Torticollis is also known commonly as "wry neck." It is a deformity of the neck in which the head tilts toward one shoulder and is simultanously the chin rotates toward the opposite shoulder.

Congenital muscular torticollis is by far the most common form. It is associated with a mass in the sternocleidomastoid muscle (the strap that courses from beneath the angle of the jaw to the base of the neck above the medial end of the collarbone. The right sided muscle is involved 75% of the time.

It is usually diagnosed in the first couple of months of life. If it is picked up in the first few weeks, there may be a soft lump the size of an olive felt in the belly of the muscle. This generally disappears, and the muscle feels just tight and shortened. Torticollis in babies older than a month who don't have a tight sternocleidomastoid could be a sign of another condition; this is worrisome.

The theory is that during vaginal delivery, blood flow to the affect neck muscle is reduced, causing damage. This theory sounds pretty good for most cases, but there are familial cases and cases where the baby was born by C-section. Go figure.

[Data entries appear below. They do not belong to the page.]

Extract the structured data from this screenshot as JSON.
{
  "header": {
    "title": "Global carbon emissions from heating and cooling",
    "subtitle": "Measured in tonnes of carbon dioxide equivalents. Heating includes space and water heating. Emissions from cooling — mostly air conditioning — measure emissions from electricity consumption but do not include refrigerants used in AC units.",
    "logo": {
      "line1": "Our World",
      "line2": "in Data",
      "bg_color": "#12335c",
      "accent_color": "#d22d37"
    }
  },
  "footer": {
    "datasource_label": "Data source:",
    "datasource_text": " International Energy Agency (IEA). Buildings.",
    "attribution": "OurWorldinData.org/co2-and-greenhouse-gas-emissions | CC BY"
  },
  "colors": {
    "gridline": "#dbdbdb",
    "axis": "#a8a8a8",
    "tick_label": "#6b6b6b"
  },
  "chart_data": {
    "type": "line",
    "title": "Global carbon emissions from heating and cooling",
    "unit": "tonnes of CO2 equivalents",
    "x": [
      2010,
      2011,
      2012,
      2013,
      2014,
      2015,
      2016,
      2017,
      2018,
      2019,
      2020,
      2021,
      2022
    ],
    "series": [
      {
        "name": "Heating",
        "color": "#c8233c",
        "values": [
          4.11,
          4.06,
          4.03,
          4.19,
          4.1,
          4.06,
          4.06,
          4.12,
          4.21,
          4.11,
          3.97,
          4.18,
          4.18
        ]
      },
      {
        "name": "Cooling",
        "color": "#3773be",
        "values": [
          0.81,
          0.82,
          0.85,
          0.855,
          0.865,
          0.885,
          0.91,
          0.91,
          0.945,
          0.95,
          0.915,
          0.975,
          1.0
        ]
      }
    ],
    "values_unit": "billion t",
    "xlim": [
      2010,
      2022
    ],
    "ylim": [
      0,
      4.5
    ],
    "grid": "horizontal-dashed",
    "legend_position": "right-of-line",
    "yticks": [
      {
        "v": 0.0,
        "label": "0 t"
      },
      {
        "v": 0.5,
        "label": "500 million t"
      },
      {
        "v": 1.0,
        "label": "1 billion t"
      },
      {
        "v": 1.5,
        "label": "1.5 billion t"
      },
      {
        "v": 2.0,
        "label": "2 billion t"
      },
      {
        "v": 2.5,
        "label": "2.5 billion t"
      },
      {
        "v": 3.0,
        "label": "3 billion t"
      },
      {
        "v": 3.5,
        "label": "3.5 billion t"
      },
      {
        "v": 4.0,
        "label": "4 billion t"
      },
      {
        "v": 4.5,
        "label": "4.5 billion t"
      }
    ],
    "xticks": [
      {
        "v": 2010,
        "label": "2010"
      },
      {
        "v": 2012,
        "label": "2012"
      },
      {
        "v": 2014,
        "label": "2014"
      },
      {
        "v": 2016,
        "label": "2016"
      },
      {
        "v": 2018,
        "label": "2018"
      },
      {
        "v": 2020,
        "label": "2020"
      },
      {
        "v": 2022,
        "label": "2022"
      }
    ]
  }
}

About 8% of babies born with congenital muscular torticollis have developmental dysplasia of the hip, so careful evaluation (to include a hip ultrasound) is imperative. Neck xrays are probably advisable for babies with torticollis as well, to rule out abnormalities of the neck vertebrae which can masquerade as simple muscular torticollis.

Torticollis may cause permanent facial deformity if it is not resolved in the first year. Physical therapy is the treatment of choice, and is almost always curative. Your doctor will either show you how to do the therapy or refer you to a physical therapist. It should be essentially gone within three months of therapy, or an orhtopedist should do a more detailed evaluation for other possible causes of the torticollis, which could be significant. If physical therapy doesn't do the trick for congenital muscular torticollis, the sternocleidomastoid muscle will need to be surgically lengthened.

Torticollis can be acquired beyond the newborn period. A stiff neck or a crick in the neck is a common office problem in pediatrics. The child has a sudden onset of intense pain and stiffness in the muscles of the neck on one side. It is almost always just a stiff neck. A cervical collar, rest, and perhaps some muscle relaxant medication will cure the condition and put everyone's mind at ease.

While this could be a more serious condition of atlanto-axial subluxation (a rare condition: twisting of the first and second neck vertebrae out of position), it almost never is.
Just remember that the ordinary stiff neck in older kids should be better within two or three days, and call your doctor if it isn't.